Palazzo del Governatore. Seduta congiunta del Consiglio Comunale e Provinciale
Intervengo volentieri in questa importante giornata, portando la voce del gruppo consigliare del PD, ma anche in quanto membro della commissione Pari Opportunità.
Il tema che stiamo dibattendo è di grande rilevanza e attualità per la nostra comunità. Oggi non stiamo semplicemente contrastando un’odiosa forma di intolleranza e di pregiudizio, in realtà stiamo celebrando il diritto fondamentale delle persone a essere se stesse e a poter vivere relazioni affettive senza paura e senza bisogno di nascondersi.
Questo diritto non è limitato all’orientamento sessuale, ma può essere esteso a numerosi altri aspetti dell’individuo nel suo vivere con gli altri; le stesse osservazioni infatti possiamo farle riguardo al genere, alla fede religiosa, al Paese di origine, al colore delle pelle, ma in teoria anche alla forma del naso o al mancinismo (anticamente qualcuno chiamava la sinistra la ‘mano del diavolo’).
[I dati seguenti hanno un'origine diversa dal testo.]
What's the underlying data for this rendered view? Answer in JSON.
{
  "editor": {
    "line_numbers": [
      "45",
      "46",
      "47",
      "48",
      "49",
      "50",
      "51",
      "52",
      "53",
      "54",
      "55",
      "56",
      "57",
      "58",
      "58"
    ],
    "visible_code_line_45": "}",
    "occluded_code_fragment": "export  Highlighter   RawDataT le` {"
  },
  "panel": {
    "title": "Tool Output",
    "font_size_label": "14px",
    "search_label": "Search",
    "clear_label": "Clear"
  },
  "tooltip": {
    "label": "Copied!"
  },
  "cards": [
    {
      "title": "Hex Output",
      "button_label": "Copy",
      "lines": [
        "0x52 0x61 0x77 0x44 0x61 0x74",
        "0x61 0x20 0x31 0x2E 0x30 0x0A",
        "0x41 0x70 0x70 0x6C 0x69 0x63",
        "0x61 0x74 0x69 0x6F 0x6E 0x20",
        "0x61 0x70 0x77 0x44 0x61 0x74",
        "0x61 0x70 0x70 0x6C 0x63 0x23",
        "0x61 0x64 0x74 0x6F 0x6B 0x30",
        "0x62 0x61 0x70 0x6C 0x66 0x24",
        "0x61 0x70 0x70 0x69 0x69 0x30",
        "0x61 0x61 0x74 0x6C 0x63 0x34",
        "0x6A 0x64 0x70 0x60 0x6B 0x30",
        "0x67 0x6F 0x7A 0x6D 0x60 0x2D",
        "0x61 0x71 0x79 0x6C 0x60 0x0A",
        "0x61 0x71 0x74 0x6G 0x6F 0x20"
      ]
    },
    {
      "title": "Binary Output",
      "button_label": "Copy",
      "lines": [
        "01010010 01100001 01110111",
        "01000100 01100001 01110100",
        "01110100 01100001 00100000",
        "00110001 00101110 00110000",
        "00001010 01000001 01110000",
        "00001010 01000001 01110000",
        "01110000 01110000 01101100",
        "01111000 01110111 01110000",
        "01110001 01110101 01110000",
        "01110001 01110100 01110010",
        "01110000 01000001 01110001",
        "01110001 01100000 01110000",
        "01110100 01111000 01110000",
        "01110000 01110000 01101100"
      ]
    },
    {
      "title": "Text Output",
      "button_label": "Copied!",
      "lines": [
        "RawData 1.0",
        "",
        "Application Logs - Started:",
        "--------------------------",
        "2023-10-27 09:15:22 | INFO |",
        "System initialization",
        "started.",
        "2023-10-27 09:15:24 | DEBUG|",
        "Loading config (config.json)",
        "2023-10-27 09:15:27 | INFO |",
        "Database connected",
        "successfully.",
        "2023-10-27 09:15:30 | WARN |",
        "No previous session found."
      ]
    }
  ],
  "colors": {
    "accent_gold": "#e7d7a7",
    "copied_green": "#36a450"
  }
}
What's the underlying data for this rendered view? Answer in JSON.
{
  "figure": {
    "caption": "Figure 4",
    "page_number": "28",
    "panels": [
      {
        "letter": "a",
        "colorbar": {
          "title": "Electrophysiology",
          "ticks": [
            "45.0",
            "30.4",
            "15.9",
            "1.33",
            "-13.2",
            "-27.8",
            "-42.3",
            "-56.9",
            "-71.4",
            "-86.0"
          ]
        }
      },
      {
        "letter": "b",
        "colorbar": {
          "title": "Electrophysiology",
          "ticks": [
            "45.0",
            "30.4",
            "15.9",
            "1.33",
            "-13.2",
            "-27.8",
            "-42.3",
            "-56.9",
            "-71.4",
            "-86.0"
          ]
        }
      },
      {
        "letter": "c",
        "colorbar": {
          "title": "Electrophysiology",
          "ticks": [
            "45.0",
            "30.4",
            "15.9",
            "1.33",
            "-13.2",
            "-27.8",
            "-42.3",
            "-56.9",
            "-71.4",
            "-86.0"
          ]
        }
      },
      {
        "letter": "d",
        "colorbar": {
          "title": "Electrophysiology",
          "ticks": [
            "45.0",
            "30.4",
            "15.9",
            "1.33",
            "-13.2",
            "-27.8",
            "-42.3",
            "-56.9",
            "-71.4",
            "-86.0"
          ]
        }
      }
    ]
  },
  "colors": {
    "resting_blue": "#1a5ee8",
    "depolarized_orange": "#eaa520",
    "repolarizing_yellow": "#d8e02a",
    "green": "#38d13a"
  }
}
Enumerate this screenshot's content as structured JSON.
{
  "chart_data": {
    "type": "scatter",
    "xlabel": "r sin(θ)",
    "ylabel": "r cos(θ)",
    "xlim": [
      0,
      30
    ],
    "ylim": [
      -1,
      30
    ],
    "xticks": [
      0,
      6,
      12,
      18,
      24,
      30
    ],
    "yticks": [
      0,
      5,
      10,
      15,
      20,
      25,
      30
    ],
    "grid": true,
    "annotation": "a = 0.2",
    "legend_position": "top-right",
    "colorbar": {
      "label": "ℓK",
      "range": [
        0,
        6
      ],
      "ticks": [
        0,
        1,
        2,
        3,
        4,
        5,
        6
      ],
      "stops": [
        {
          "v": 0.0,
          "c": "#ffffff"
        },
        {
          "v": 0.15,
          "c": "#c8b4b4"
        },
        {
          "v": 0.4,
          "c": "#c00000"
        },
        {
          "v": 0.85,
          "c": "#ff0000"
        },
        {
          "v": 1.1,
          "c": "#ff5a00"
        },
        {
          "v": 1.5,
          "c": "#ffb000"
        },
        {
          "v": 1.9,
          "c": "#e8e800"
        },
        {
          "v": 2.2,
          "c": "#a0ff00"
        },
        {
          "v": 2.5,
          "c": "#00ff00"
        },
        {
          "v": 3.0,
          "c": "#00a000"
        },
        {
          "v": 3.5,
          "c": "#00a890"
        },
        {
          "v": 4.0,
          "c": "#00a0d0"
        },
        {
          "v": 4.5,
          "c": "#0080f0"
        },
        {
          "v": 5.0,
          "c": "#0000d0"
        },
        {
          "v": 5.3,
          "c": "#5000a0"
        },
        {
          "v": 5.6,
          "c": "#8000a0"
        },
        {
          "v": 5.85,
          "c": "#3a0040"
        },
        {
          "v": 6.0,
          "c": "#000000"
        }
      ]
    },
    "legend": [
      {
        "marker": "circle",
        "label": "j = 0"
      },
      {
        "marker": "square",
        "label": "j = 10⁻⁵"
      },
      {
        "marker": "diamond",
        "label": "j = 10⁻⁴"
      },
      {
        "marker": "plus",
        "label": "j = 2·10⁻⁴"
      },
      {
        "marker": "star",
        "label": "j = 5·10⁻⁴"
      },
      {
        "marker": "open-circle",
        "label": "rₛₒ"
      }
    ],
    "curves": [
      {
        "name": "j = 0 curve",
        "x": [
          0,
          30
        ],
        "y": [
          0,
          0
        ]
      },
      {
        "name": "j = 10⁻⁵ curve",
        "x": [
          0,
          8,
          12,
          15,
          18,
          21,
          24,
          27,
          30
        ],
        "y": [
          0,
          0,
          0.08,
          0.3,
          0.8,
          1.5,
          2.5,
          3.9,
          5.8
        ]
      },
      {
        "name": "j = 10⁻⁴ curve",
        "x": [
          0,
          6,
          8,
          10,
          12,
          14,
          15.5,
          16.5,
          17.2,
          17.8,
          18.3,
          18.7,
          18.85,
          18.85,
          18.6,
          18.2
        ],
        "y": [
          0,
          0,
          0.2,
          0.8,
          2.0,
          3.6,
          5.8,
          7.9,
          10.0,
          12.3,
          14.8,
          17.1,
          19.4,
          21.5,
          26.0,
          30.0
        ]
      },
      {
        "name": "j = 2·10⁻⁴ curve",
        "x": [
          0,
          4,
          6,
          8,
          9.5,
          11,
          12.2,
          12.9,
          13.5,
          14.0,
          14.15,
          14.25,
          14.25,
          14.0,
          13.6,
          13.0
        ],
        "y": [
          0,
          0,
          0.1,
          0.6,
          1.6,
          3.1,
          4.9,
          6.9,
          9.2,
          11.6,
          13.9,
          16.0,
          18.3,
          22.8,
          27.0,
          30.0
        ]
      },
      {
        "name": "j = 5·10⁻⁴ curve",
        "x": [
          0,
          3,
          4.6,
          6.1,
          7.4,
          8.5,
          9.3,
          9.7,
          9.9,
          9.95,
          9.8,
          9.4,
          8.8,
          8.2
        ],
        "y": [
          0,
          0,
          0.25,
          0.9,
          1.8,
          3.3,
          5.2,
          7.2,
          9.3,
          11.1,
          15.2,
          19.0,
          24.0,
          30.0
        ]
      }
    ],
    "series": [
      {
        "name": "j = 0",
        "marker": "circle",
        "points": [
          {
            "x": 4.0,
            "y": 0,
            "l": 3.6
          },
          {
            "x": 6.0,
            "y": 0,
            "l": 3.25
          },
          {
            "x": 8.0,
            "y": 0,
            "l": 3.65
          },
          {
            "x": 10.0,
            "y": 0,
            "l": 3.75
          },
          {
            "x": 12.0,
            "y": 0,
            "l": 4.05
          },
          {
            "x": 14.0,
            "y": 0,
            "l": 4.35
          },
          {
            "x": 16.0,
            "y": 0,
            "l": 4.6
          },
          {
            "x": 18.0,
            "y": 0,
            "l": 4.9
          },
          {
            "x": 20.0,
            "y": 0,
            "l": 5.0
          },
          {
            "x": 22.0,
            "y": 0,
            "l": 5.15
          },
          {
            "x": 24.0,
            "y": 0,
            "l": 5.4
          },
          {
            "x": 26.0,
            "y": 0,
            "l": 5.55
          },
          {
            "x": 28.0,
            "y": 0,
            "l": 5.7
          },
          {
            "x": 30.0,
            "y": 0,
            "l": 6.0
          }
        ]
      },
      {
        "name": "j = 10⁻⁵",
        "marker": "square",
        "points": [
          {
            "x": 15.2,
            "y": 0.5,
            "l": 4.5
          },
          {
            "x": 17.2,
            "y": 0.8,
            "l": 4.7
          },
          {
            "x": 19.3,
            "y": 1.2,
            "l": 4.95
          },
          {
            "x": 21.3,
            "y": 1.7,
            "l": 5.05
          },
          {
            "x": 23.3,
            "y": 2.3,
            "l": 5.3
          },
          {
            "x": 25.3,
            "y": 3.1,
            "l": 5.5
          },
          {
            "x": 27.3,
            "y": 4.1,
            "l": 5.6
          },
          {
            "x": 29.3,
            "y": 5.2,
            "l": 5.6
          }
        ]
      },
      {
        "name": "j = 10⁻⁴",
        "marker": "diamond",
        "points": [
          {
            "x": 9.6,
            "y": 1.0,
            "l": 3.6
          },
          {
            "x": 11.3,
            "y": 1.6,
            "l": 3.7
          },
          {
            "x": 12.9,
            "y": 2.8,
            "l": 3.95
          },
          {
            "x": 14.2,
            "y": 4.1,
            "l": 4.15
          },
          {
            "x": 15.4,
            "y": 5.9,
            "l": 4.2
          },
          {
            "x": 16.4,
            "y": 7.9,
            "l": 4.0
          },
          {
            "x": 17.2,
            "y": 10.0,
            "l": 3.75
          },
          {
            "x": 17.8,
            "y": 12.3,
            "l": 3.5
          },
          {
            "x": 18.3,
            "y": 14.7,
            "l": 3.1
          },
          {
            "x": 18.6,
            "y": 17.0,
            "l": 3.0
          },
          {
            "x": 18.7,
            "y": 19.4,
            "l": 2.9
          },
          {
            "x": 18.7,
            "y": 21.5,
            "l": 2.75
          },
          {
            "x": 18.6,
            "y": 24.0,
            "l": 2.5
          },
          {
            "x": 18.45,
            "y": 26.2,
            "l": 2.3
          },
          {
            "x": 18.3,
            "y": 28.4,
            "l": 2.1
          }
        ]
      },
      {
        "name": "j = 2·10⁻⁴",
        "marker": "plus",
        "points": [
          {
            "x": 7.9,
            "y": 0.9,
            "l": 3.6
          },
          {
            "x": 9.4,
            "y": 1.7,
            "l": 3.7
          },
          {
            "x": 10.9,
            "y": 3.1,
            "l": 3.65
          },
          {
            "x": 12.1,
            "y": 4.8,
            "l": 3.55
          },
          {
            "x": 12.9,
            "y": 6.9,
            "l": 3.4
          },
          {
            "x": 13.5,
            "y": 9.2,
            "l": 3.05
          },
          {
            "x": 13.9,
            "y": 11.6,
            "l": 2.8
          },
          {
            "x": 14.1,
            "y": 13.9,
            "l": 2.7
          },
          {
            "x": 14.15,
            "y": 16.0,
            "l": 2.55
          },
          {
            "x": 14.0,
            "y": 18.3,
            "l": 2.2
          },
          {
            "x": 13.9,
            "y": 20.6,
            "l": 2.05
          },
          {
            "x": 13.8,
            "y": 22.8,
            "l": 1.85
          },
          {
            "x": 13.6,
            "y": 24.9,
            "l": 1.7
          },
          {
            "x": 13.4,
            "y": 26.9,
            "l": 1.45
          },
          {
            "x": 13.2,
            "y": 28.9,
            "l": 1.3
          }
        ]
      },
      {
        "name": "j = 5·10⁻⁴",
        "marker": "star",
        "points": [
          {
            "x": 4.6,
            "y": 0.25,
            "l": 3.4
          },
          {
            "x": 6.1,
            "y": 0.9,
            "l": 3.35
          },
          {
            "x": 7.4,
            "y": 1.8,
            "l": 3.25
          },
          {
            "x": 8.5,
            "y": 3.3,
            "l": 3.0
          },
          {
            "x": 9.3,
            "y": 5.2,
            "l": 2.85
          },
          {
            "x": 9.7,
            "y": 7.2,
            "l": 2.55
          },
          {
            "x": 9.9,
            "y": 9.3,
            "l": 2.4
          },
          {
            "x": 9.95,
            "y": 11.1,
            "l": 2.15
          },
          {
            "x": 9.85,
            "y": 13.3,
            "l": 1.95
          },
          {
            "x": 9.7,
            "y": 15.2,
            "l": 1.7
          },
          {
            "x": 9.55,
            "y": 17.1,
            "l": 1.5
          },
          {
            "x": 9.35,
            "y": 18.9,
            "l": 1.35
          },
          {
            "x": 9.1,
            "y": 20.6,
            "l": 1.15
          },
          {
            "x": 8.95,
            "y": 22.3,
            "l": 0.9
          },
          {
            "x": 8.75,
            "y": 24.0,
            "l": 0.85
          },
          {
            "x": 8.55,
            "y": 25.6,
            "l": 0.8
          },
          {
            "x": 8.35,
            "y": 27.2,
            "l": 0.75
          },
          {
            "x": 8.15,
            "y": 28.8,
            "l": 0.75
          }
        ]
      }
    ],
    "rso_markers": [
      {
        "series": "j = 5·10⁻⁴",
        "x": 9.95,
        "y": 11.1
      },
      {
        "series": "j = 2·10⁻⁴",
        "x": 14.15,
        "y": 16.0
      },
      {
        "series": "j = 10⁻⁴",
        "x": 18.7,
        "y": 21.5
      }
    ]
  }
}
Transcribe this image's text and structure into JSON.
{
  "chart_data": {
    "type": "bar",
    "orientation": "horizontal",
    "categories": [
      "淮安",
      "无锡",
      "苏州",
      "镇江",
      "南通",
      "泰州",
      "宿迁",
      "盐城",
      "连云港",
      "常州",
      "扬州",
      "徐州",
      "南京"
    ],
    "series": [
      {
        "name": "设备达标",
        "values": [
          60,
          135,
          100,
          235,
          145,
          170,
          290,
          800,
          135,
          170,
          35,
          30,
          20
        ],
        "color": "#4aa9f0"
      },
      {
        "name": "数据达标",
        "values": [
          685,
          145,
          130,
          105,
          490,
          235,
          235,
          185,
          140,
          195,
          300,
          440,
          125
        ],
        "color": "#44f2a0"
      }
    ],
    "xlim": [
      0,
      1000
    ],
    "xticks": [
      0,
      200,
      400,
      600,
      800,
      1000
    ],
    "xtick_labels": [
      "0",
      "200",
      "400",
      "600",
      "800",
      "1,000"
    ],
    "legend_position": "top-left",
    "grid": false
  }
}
I fatti di cronaca che riportano episodi di omofobia sono solo la punta di un iceberg, sono l’espressione acuta e violenta di un sottosuolo culturale più grande e nascosto, e in quanto tale molto più difficile da sradicare. La cultura dell’intolleranza e dell’arroganza, la paura del diverso e del nuovo, rappresentano il maggior limite alla costruzione di una società aperta, capace di dialogo e di confronto, e quindi di progredire.
Ma c’è di più. Sentire nell’altro una minaccia pregiudiziale significa non aver maturato la dimensione umana della relazione, significa non aver compreso che ognuno di noi è definito dall’altro.
Permettete un pensiero da medico. Quando parliamo di omofobia, nonostante non sia possibile classificarla tra le fobie tipiche dei disturbi mentali, in realtà ci riferiamo a un disturbo caratterizzato da un vero e proprio disadattamento, e dunque ad una forma psicopatologica che esprime avversione e paura nei confronti di persone e situazioni che non rappresentano un reale pericolo per l’individuo. Gli omofobici sono dunque senz’altro da contrastare, ma anche da aiutare (mi verrebbe da dire ‘da curare’); è noto come molti di loro presentino un’omosessualità latente o repressa, altri invece manifestano tratti di profonda insicurezza di sé, oltre che un livello culturale e riflessivo piuttosto limitato.
Se questa è un po’ la diagnosi, la terapia non potrà che passare dalla cultura, dalla riflessione comunitaria, dal creare legami sociali più veri e profondi. La paura dell’altro viene vinta con la condivisione e i contatti personali, perché i tuoi amici omosessuali alla fine sono soltanto degli amici, dei veri amici.
La politica può fare davvero molto per promuovere regole di convivenza civile e di uguaglianza, ma deve anche creare occasioni per sperimentare relazioni umane ricche e prive di pregiudizi. La politica non può e non deve accontentarsi, deve invece volare alto e imporsi di tenere al centro sempre e comunque la ‘persona, ogni persona, tutte le persone. Allora probabilmente giornate come questa potranno diventare non più necessarie.